Soccer’s governing rule-makers have drawn a hard new line: players who cover their mouths while confronting opponents now risk a red card.

The International Football Association Board approved the change, according to the news signal, giving referees a new tool to police behavior during heated exchanges. The measure will apply at this summer’s World Cup, a decision that pushes a small but highly visible gesture into the center of the sport’s biggest stage. Reports indicate officials want to curb confrontations that become harder to assess when players deliberately obscure what they say.

A gesture long seen as routine gamesmanship now carries the sport’s harshest in-game punishment.

The rule lands in a game already under intense scrutiny from cameras, microphones, and global audiences that dissect every flashpoint in real time. Covering the mouth has often signaled an attempt to shield remarks from lip-readers, broadcasters, or disciplinary review. By attaching the threat of dismissal to that act during a confrontation, IFAB appears to be telling players that secrecy in the middle of conflict will no longer pass as harmless habit.

Key Facts

  • The International Football Association Board approved the rule change.
  • Players can be shown a red card for covering their mouths while confronting an opponent.
  • The measure will be in force at this summer’s World Cup.
  • The change targets conduct during on-field confrontations.

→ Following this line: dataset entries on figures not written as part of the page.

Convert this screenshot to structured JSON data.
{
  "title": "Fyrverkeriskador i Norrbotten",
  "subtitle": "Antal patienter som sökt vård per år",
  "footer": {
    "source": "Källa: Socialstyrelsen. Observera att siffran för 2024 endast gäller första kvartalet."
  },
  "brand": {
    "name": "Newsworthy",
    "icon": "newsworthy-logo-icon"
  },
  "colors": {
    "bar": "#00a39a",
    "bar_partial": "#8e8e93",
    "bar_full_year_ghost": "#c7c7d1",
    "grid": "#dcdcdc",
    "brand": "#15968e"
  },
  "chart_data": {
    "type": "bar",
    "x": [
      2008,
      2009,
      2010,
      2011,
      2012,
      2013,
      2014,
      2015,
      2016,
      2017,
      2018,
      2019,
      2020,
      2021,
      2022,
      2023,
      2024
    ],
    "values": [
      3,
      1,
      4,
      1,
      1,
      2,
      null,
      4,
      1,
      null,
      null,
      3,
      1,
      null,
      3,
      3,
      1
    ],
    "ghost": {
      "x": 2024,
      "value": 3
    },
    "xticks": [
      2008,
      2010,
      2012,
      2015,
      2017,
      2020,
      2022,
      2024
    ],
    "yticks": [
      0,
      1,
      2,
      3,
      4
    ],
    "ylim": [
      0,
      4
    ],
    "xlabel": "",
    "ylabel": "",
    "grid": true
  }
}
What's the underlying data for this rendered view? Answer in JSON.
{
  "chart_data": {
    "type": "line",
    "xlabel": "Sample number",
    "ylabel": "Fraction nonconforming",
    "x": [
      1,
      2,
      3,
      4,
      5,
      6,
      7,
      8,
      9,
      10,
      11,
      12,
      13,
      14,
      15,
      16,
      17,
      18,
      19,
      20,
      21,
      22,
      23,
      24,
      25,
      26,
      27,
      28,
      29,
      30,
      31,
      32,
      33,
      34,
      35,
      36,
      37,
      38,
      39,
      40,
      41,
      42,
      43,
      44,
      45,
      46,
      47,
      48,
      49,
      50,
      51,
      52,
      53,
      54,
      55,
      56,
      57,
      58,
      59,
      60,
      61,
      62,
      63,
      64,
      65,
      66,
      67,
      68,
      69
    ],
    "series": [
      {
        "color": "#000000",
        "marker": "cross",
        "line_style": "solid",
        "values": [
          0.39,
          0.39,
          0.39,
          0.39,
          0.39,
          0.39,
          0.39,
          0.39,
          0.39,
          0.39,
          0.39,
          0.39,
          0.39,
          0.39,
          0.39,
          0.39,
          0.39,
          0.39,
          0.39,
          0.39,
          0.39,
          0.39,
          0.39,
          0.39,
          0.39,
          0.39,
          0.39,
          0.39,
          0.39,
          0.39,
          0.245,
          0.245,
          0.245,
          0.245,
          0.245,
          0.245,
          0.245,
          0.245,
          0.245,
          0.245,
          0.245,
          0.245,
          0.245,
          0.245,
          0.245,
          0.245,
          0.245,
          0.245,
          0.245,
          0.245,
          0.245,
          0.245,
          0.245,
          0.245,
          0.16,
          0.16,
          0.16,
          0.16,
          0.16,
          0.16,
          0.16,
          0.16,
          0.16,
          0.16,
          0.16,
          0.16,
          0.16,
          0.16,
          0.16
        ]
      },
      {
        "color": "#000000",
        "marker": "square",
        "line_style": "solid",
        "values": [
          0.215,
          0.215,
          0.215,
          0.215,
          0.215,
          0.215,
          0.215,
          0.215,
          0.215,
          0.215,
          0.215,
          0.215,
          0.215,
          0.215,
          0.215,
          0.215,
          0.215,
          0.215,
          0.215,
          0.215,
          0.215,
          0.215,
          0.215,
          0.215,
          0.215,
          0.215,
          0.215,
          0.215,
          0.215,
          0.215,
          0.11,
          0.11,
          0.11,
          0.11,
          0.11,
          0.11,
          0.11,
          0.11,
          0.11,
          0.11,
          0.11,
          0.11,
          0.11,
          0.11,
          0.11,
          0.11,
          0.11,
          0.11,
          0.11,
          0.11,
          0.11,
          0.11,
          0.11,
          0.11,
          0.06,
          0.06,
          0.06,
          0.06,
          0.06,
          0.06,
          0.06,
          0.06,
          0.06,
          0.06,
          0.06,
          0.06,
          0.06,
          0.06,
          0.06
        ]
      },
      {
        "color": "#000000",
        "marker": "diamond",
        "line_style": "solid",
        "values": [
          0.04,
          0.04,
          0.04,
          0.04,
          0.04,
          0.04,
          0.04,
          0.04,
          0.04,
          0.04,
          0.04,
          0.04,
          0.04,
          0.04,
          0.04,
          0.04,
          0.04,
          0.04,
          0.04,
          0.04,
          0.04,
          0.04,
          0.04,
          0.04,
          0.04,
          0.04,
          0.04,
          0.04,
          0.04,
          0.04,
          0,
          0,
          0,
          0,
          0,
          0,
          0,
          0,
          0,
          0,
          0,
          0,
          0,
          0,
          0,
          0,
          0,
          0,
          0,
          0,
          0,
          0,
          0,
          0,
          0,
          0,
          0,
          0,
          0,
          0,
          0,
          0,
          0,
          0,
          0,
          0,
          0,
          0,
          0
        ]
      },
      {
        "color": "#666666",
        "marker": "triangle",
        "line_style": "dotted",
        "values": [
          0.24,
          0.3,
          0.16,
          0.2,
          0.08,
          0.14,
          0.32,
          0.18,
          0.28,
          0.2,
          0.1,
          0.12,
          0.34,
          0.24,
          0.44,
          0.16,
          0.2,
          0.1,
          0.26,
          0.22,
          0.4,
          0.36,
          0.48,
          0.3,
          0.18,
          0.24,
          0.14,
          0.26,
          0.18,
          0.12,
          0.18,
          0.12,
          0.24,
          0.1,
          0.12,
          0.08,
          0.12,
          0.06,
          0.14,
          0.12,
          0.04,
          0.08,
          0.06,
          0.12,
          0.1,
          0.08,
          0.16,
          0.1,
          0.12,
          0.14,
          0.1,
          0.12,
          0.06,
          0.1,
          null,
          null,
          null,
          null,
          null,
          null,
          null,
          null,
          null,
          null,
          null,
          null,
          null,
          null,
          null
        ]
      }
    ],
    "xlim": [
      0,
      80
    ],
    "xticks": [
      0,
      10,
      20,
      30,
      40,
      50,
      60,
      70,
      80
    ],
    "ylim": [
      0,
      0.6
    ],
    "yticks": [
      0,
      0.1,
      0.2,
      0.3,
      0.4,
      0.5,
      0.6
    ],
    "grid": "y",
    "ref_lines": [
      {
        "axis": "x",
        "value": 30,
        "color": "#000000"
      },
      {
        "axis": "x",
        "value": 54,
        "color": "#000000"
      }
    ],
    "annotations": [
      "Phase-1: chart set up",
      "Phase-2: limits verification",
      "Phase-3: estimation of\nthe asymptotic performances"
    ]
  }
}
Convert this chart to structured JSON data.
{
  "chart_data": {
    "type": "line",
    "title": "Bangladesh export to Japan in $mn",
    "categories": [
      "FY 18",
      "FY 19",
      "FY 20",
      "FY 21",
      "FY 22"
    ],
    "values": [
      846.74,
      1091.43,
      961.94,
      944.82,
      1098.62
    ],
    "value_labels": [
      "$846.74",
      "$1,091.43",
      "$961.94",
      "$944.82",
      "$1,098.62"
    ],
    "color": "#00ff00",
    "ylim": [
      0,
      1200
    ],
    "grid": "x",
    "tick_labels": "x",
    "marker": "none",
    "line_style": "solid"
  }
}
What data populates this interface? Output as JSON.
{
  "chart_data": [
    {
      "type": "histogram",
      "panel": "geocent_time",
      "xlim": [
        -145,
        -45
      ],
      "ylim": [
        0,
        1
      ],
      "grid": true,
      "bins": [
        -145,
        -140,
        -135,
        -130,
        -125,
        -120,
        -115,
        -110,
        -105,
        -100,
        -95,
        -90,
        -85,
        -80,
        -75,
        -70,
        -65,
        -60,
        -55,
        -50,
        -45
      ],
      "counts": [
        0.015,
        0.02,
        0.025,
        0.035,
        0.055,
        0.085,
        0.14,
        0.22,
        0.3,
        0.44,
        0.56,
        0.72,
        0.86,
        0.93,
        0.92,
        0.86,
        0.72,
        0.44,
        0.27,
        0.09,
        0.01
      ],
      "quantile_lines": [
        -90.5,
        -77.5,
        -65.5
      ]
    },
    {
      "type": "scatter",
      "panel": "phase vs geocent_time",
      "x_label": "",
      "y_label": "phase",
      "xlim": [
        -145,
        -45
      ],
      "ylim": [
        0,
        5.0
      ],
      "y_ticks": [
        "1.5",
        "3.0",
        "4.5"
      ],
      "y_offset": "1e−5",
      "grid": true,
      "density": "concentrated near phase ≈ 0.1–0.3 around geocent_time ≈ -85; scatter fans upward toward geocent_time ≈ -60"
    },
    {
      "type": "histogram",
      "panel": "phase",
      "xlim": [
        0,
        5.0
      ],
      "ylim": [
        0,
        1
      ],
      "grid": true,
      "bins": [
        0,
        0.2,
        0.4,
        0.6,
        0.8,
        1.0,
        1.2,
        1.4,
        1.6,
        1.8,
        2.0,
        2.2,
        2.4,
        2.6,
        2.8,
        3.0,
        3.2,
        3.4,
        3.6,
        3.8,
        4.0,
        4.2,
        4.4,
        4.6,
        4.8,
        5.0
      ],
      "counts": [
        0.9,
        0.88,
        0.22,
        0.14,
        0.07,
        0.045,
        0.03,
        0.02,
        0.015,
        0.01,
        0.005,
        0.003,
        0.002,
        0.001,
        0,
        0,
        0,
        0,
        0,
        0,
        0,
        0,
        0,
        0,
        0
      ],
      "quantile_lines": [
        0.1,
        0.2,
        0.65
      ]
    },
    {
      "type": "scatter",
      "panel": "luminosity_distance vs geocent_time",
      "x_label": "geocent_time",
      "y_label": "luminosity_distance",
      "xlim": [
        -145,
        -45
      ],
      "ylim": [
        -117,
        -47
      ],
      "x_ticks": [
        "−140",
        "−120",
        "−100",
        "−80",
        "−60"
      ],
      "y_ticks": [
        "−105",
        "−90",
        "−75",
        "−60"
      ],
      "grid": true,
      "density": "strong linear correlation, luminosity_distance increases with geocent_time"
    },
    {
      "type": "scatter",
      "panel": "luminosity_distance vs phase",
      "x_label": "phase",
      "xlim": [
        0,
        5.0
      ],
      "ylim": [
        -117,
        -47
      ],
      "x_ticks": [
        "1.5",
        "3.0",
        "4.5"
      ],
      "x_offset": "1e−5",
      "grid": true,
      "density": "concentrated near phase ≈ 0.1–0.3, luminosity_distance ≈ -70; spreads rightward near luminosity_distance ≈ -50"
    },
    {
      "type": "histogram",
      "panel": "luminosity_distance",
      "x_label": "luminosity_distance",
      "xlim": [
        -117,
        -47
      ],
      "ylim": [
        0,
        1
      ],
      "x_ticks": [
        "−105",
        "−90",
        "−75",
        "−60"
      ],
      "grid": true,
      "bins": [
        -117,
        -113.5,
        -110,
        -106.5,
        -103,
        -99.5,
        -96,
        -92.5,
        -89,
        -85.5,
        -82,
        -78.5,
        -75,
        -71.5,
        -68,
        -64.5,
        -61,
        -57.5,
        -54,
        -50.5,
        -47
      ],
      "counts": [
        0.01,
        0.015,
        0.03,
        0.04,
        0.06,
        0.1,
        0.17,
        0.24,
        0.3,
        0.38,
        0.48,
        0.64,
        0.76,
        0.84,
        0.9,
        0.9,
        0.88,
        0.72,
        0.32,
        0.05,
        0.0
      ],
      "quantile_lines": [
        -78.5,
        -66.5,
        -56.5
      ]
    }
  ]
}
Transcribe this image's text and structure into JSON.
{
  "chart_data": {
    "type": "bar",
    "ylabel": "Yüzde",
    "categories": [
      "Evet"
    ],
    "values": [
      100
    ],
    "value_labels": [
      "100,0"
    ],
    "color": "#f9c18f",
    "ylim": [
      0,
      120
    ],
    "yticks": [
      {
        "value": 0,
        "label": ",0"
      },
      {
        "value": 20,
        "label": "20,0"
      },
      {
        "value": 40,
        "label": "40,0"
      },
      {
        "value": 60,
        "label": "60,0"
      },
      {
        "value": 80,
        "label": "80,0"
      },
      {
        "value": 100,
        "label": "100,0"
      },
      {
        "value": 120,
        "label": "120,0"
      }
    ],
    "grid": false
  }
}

The real test will come when referees start applying the rule under pressure. Players, coaches, and fans will watch closely for how officials define a confrontation and whether enforcement stays consistent across high-stakes matches. What happens next matters beyond one gesture: it will show how far soccer’s authorities will go to make player conduct more transparent in an era when every moment can shape a match, a tournament, and the sport’s public image.